The official also took investors through the attractions that makes it worth sinking their money into agricultural projects.
Among these, he mentioned the country's favourable ranking in the World Bank's Doing Business Report 2014, which ranked Rwanda as the top global reformer out of 189 countries, 22nd in protecting investor property and 13th in accessing credit.
"Gallup poll also ranked us as the safest country in the world in 2012. We are also building a robust capital market and Kigali Special Economic Zone that in the first phase will have 98 hectares of fully serviced land with roads, energy, fibre optic cable and water," he said.
The country also provides incentives that come in handy for investors such as duty free access within EAC and Comesa and no restriction on repatriation of capital and profits for foreign investors.
Among the opportunities on offer are horticultural projects, establishment of Kigali wholesale market for fresh produce, dairy investment in Rubirizi dairy, partnership at Mukamira dairy and tea and coffee expansion projects.
Raphel Rurangwa, the director-general of planning and programme coordination at the Ministry of Agriculture, said they were collaborating with RDB on policy interventions to make land use more efficient and sustainable.
They are working to develop an agricultural land lease client charter along with standard contract and corporate farming models, which will be ready in about two weeks to ease land lease processes.
RDB has also been in collaboration with the Ministry of Agriculture in developing infrastructure that will make for smoother agricultural processes such as energy and irrigation projects.
Already, q feeder roads upgrading programme has a target of 2,300 kilometres in the next five years.
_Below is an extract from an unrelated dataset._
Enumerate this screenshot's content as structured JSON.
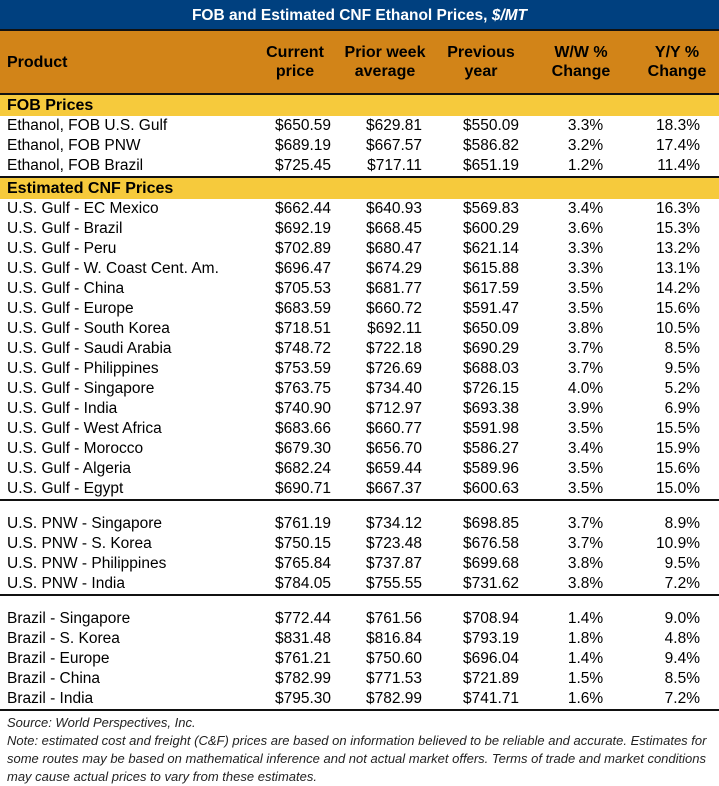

Investors were also reminded to invest responsibly and be keen on the social and environmental impacts of their projects.
The call was made by Anita Campion, the president of AZMJ (a global consulting firm offering services to transform international development and build local capacity).
"It should not only be about how much a firm makes, but also about having positive social impacts in the communities. By using socially-responsible investment approaches, investors can have an impact on food security, environmental protection, economic productivity of a region as well as health and education," Campion said.
Her comments were echoed by Frank Rubio, the global head of agriculture at Oikocredit, a renowned social investor that funds microfinances, who said they are always looking to fund responsible investors, citing firms that were having an impact on surrounding communities.
"There are lots of collaborative opportunities through which investors can be socially responsible like, leveraging public resources and coordinating group work outputs to improve management of smaller projects," Rubio said.